Eva Ehrhardt-Odörfer sagt, sie könne sich nicht über das Landratsamt hinwegsetzen, sei auch abhängig von Informationen der Behörde. Allerdings beantwortet das Landratsamt, bei dem angeblich alle Fäden zusammenlaufen, allein die Frage der Redaktion, wo die 25 Evakuierten untergebracht sind, mit "Hierzu liegen uns keine konkreten Informationen vor."

Dass Statiker die Räume betreten durften, sei notwendig gewesen, "um mögliche Lösungen für die örtlichen Gegebenheiten abstimmen zu können", so die Behörde. Die Eigentümer und Mieter der betroffenen Gebäude würden über die Hausverwaltung beziehungsweise Eigentümer informiert, sobald neue Informationen vorliegen. Informationen seien beispielsweise auch über "die geschätzte Dauer der Sicherungsmaßnahmen" geflossen. Bei Bernhard S. kamen sie nicht an.

Loch soll mit Beton gefüllt werden

Für Donnerstagabend ging ihm dagegen über seinen Vermieter die Einladung für ein Treffen zu. "Daran wollten auch Leute aus der Hauptstraße 20 teilnehmen, die vom Treffen gehört hatten. Die mussten aber wieder gehen", sagt S. verständnislos. Jenen, die bleiben durften, wurde mitgeteilt, dass das Loch ab kommender Woche mit Beton gefüllt werden soll. "Diese Sicherungsmaßnahmen werden nach derzeitigem Stand zirka zwei Wochen in Anspruch nehmen", so das Landratsamt in einem Schreiben an die Redaktion. "Wann die Betroffenen wieder in ihre Wohnungen können, kann erst im Verlauf der Sicherungsmaßnahmen entschieden werden." Für die Dauer dieser Maßnahmen müsse zudem die Hauptstraße für den Verkehr gesperrt werden - konkret von Montag, 11. Oktober, bis Freitag, 15. Oktober. Betroffen ist der Bereich zwischen Pfarrgasse und Judengasse. Die Sperre gilt für den gesamten Durchgangsverkehr.

Sprachliche Barrieren

Von jenen Menschen, die bis zur Evakuierung in der Hauptstraße 20 lebten, ist wenig zu hören. Das könnte daran liegen, dass es sich bei ihnen um Flüchtlinge und um Menschen mit einem schwierigen, sozialen Hintergrund handelt.

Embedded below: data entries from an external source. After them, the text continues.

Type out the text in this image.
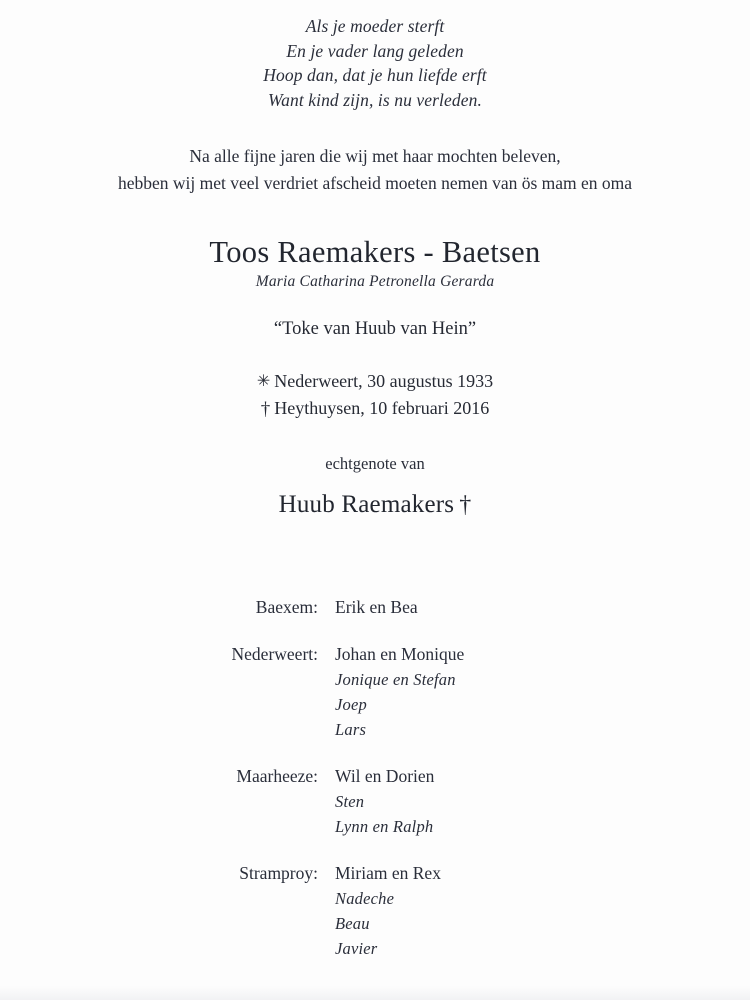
Als je moeder sterft
En je vader lang geleden
Hoop dan, dat je hun liefde erft
Want kind zijn, is nu verleden.
Na alle fijne jaren die wij met haar mochten beleven,
hebben wij met veel verdriet afscheid moeten nemen van ös mam en oma
Toos Raemakers - Baetsen
Maria Catharina Petronella Gerarda
“Toke van Huub van Hein”
✳ Nederweert, 30 augustus 1933
† Heythuysen, 10 februari 2016
echtgenote van
Huub Raemakers †
Baexem: Erik en Bea
Nederweert: Johan en Monique
Jonique en Stefan
Joep
Lars
Maarheeze: Wil en Dorien
Sten
Lynn en Ralph
Stramproy: Miriam en Rex
Nadeche
Beau
Javier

Sprachbarrieren und vielleicht auch die Tatsache, dass ihr Leben ohnehin aus Höhen und Tiefen besteht, lassen sie vielleicht genügsam sein. Die Flüchtlinge, so Ehrhardt-Odörfer, würden von einer Integrationshelferin betreut. Diese kümmere sich darum, dass die Betroffenen keine behördlichen Fristen verpassen, ein Nachsendeantrag für die Post sei inzwischen gestellt. "Dort, wo sie untergebracht sind, ist es sauber, aber sehr einfach", sagt die Rathaus-Chefin. Drei Menschen müssten sich ein Zimmer teilen. Dass diese Menschen am Donnerstagabend nicht eingeladen waren, läge u.a. daran, dass es sprachliche Schwierigkeiten gebe. Und auch, dass ihre Rückkehr in die Wohnungen in der Hauptstraße womöglich komplizierter ist als das in der Pfarrgasse 6 der Fall ist. Für sie werde es ein eigenes Treffen geben.

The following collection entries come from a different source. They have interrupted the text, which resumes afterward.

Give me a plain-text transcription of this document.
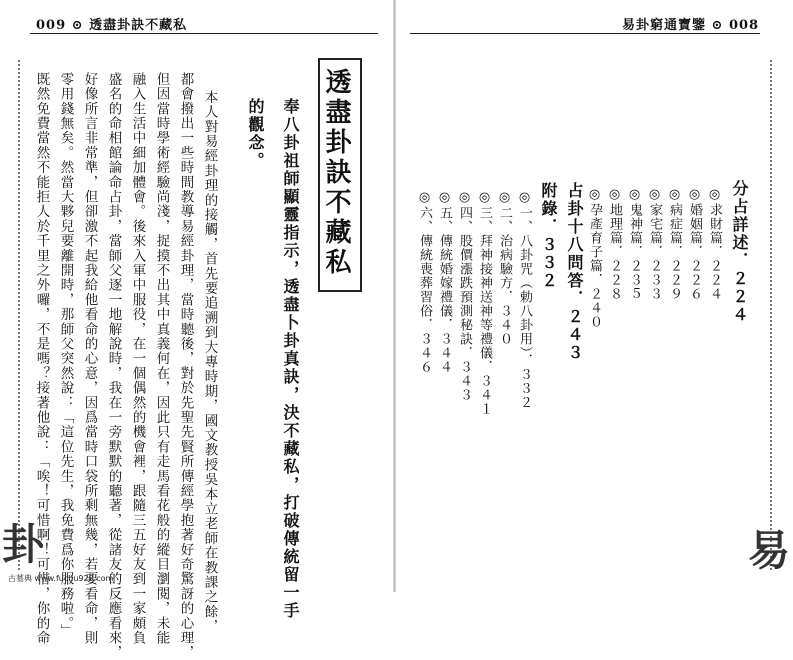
009 ⊙ 透盡卦訣不藏私	易卦窮通寶鑒 ⊙ 008
透盡卦訣不藏私
奉八卦祖師顯靈指示，透盡卜卦真訣，決不藏私，打破傳統留一手
的觀念。
本人對易經卦理的接觸，首先要追溯到大專時期，國文教授吳本立老師在教課之餘，
都會撥出一些時間教導易經卦理，當時聽後，對於先聖先賢所傳經學抱著好奇驚訝的心理，
但因當時學術經驗尚淺，捉摸不出其中真義何在，因此只有走馬看花般的縱目瀏閱，未能
融入生活中細加體會。後來入軍中服役，在一個偶然的機會裡，跟隨三五好友到一家頗負
盛名的命相館論命占卦，當師父逐一地解說時，我在一旁默默的聽著，從諸友的反應看來，
好像所言非常準，但卻激不起我給他看命的心意，因爲當時口袋所剩無幾，若要看命，則
零用錢無矣。然當大夥兒要離開時，那師父突然說：「這位先生，我免費爲你服務啦。」
既然免費當然不能拒人於千里之外囉，不是嗎？接著他說：「唉！可惜啊！可惜，你的命
卦
古墓典 www.fuchu920.com
分占詳述．２２４
◎求財篇．２２４
◎婚姻篇．２２６
◎病症篇．２２９
◎家宅篇．２３３
◎鬼神篇．２３５
◎地理篇．２２８
◎孕產育子篇．２４０
占卦十八問答．２４３
附錄．３３２
◎一、八卦咒（勅八卦用）．３３２
◎二、治病驗方．３４０
◎三、拜神接神送神等禮儀．３４１
◎四、股價漲跌預測秘訣．３４３
◎五、傳統婚嫁禮儀．３４４
◎六、傳統喪葬習俗．３４６
易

Eigentümer ist für die Sicherungsmaßnahmen verantwortlich

Über die Ursache für die Bodenabsenkung ist nach wie vor nichts bekannt. Aufgabe des Landratsamt sei lediglich, "die akuten Gefahren abzuwehren". Die Behörde teilt außerdem mit, dass Sicherungsmaßnahmen eigentlich Sache des Eigentümers der Immobilie seien. "Seitens des Landratsamtes wurde lediglich die Nutzung der Gebäude untersagt." Weil der Eigentümer nicht handelte, sei das Amt "im Rahmen einer Ersatzvornahme" eingesprungen. Maßnahmen zur unmittelbaren Gefahrenabwehr unter Einbeziehung eines erfahrenen Architekten, Statikers und Bodengutachters wurden auf Kosten des Verursachers beauftragt. Auch das Abfüllen des Lochs - laut Bernhard S. sei von einer sechsstelligen Summe die Rede gewesen - werde dem Immobilienbesitzer in Rechnung gestellt.

Bernhard S. hat in der kommenden Woche Urlaub. Mit Tagesausflügen wollten er und seine Partnerin den verbringen. Aber wenn eigentlich alles in der Wohnung liegt, wisse er gerade nicht, wie er die Auszeit genießen soll.